Сидя на балконе храма св. Камения во время диспута и выслушивая дерзкого монаха, И Скалий понял, что видит перед собой одного из тех, кто мог бы стать его соратником, если поверит в него. Папию ничего не стоило пошевелить пальцем - и слуги увещевания, переломав Лютому кости, вырвав раскаленными в огне щипцами внутренности,
Но мог ли И Скалий вообразить, как прозвучат его собственные мысли в горячих устах Мартия Лютого, произнесенные в огне уже гремевшей войны за френдляндский престол.
Дав возможность златослову Эккию вдоволь наговориться, изрыгая проклятия в адрес зловредного Мартия Лютого, И Скалий величественно поднялся к алтарю и завершил двухнедельный диспут, объявив, что цель его достигнута, ибо отныне всем ясно: идя на грех злодеяния, надо иметь в виду, что наказание настигнет тебя сразу в виде церковной пошлины за обязательное святое прощение. Не все окажутся способными оплатить его.
Затем И Скалий в страшных, повергших всех в ужас словах отлучил от церкви скверного инока Мартия Лютого, подлежащего ныне изгнанию из всех домов истых добриян, дабы псом смердящим околел в придорожном канаве.
Но когда во исполнение замыслов И Скалия гонец с его буллой об отречении Мартия Лютого от церкви помчался вслед за каретой, она была непостижимо далеко. К тому же осаждающие Орлан тритцы никак не желали пропустить гонца Святикана. Понадобилось вмешательство самого "короля Дордия IV", дорожившего отношениями с папием, чтобы грозная булла наконец была доставлена в Орланский собор для оглашения.

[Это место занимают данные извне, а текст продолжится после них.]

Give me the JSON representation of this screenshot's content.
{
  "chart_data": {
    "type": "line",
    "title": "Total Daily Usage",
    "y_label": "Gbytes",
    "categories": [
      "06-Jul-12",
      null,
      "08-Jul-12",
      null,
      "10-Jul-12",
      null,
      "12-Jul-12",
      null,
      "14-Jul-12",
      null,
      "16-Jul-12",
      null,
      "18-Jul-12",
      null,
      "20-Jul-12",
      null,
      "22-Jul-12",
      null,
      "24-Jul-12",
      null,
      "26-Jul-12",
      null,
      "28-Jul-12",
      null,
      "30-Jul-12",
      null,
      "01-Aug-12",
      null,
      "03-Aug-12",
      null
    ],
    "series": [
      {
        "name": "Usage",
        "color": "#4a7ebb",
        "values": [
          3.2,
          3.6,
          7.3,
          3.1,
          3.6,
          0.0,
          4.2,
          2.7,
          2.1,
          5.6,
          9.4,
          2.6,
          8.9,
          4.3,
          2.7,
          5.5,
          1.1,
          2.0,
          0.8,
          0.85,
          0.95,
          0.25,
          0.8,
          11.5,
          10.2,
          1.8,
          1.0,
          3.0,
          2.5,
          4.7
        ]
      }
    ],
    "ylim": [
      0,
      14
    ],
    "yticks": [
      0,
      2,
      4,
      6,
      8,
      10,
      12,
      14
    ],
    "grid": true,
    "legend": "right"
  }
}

В Орлане, в замке престолонаследника Кардия VII, после очередного веселого пира, без которых Кардий обходиться не мог, он возлежал на царственной постели под балдахином в полном изнеможении после изощренных ласк своей прекрасной наложницы (наскучившую жену он давно сослал в монастырь) Лилии де Триель, которая, прильнув к нему, шептала на ухо:
– О мой возлюбленный король, прекраснейший и мудрейший. В Орлан прискакал папийский гонец с буллой самого И Скалия. Отлучен от церкви не то еретик, не то обманщик. Надо воспользоваться случаем и написать письмо о своей преданности Великопастырю всех времен и народов, умолять его о помощи в тяжких условиях борьбы с самозванцем Дордием, предателем родной Френдляндии, слуги захватчиков с мерзких Тритцанских островов. Выбор И Скалия между Дордием и истинным королем Кардием VII будет решающим поворотом в войне. Тритцы, истовые папийцы, не решатся продолжать осаду Орлана. Доблестные войска подлинного короля изгонят их из Френдляндии, и мы после законной коронации в захваченном пока тритцами соборе в Ремле торжественно вступим в прекраснейшую из столиц, несравненный Куртиж.
Кардию было приятно ощущать дыхание возлюбленной, но слова ее не затрагивали его усталого и пресыщенного ума, не способного ни к решениям, ни к действиям.
Он все бы отдал, лишь бы лежать вот так безмятежно в этой теплой надушенной постели, нежась в объятиях первой красавицы королевства, несравненной Лилии де Триель.
"И зачем только пытается она заниматься скучнейшими государственными делами. Это предназначено мужским умам, ни на что другое не пригодным. Красота должна служить блаженству - в этом ее высшее призвание!".
Дальше этих мудрствований Кардий был не способен мыслить.
Девица Лилия де Триель умела узнавать все раньше других. Когда в замке послышался шум, ей стало ясно, что явились священнослужители из Орланского собора нижайше умолять короля выслушать оглашение папийской буллы.
Проницательная красавица оказалась права.
Церемониймейстер двора, не осмеливаясь поднять глаз на королевскую постель под балдахином, попросил его всевластие прибыть на площадь перед Орланским собором, где уже собираются не только все горожане, но и преданные королю войска. Булла должна воодушевить их для отпора тритцам, грозящим разгромить город, не пропустив ни одного дома, ни одной из женщин.